2. Gently melt the butter in a small saucepan. Allow to cool slightly then pour into the sugar/biscuit crumbs and combine.
3. Spoon the crumb mixture into the holes of the tin(s) evenly then using fingers push the crumbs down into the tin to make a solid base around 10mm thick. Chill in the fridge for at least one hour.
4. Meanwhile gently fold the icing sugar into the cream cheese. Avoid using an electric mixer as this can make cream cheese very runny in a flash. In a separate bowl, whip the double cream until stiff and fold into the cheese mixture.
5. You can spoon the cream cheese onto the biscuit discs whether they’re in the tin or out. Alternatively you can pipe the cheesecake topping with a disposable piping bag with a hole snipped in the end. (The latter is much tidier)
6. When the biscuit bases have gone solid in the fridge, use the tip of a knife to coax them out of the tin and arrange on a plate. Put the topping on now if you haven’t already.
7. Finally, slice the sticks of rhubarb into 7mm discs and scatter on a piece of foil on a grill pan. Sprinkle lightly with the sugar and grill gently taking care not to burn the sugar. Arrange discs of cooked rhubarb on top of the mini cheesecakes.
Deirdre O' Reilly says
Did you try putting gelatine into it? I would usually use gelatine in a no bake cheesecake. It should set it nice and firm without effecting the taste. I think gelatine leaves are the best. Worth a try I guess!
Sarah, Maison Cupcake says
No gelatine no, as the original recipe didn’t call for it – I looked at several no-bake cheesecake recipes and none mentioned gelatin. But I am going to look further into this so thanks!
These are looking amazing, you have made another cracking recipe here. Love the rhubarb sitting on top looking very tempting and like the idea of grilling them to retain their colour. Such a god way of cooking it!

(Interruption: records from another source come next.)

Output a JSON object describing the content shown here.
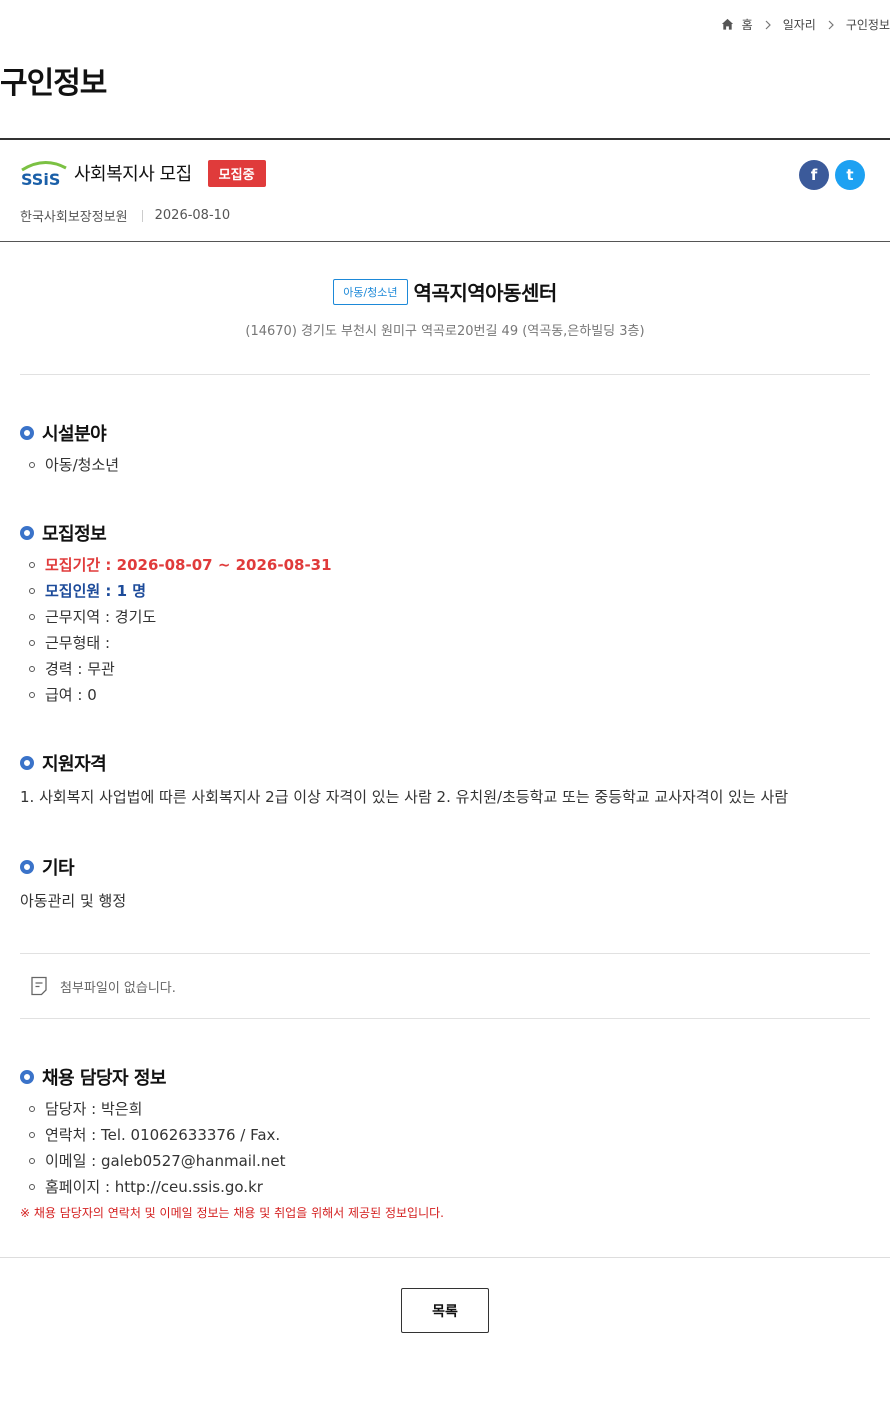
{
  "breadcrumb": {
    "home": "홈",
    "level1": "일자리",
    "level2": "구인정보"
  },
  "page": {
    "title": "구인정보"
  },
  "job": {
    "logo_text": "SSiS",
    "title": "사회복지사 모집",
    "status": "모집중",
    "organization": "한국사회보장정보원",
    "date": "2026-08-10"
  },
  "share": {
    "facebook": "f",
    "twitter": "t"
  },
  "facility": {
    "category": "아동/청소년",
    "name": "역곡지역아동센터",
    "address": "(14670) 경기도 부천시 원미구 역곡로20번길 49 (역곡동,은하빌딩 3층)"
  },
  "sections": {
    "field": {
      "title": "시설분야",
      "items": [
        "아동/청소년"
      ]
    },
    "recruit": {
      "title": "모집정보",
      "period": "모집기간 : 2026-08-07 ~ 2026-08-31",
      "headcount": "모집인원 : 1 명",
      "region": "근무지역 : 경기도",
      "type": "근무형태 :",
      "career": "경력 : 무관",
      "salary": "급여 : 0"
    },
    "qualification": {
      "title": "지원자격",
      "text": "1. 사회복지 사업법에 따른 사회복지사 2급 이상 자격이 있는 사람 2. 유치원/초등학교 또는 중등학교 교사자격이 있는 사람"
    },
    "etc": {
      "title": "기타",
      "text": "아동관리 및 행정"
    },
    "contact": {
      "title": "채용 담당자 정보",
      "manager": "담당자 : 박은희",
      "phone": "연락처 : Tel. 01062633376 / Fax.",
      "email": "이메일 : galeb0527@hanmail.net",
      "homepage": "홈페이지 : http://ceu.ssis.go.kr",
      "notice": "※ 채용 담당자의 연락처 및 이메일 정보는 채용 및 취업을 위해서 제공된 정보입니다."
    }
  },
  "attachment": {
    "text": "첨부파일이 없습니다."
  },
  "buttons": {
    "list": "목록"
  },
  "colors": {
    "accent": "#3a73c9",
    "status": "#e03b3b",
    "category": "#1d89d8",
    "headcount": "#1d4b9a"
  }
}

As far as the cheesecake mix goes, the ones I use normally have caster sugar in them or even condensed milk. Funny how it didn’t set well but you seem to have found a way around it! Hope this goes into your next book 🙂
Sarah, Maison Cupcake says
I will investigate and try a few things out. More cheesecake soon!
Ren Behan says
Too pretty! Gorgeous mini morsels. I have made no-cook cheesecakes before, I used a combination of cream cheese and mascarpone and they seemed to set really well. I love the rhubarb and the lovely drizzles too, inspiring photos x
Working London mummy says
These look lovely, and the caramelised rhubarb looks v pretty. I like them as they are but mascarpone would be good I think if you wanted a more set look! Thanks for taking part in the one ingredient challenge x
Sarah, Maison Cupcake says
I never thought of mascarpone. My possibilities to feed my cheesecake addition are endless…
they look great though
Jeanne @ CookSister! says
Pretty awesome exercise in snatching victory from the jaws of defeat there ;o) Love rhubarb and cheesecakes, so these sound heavenly!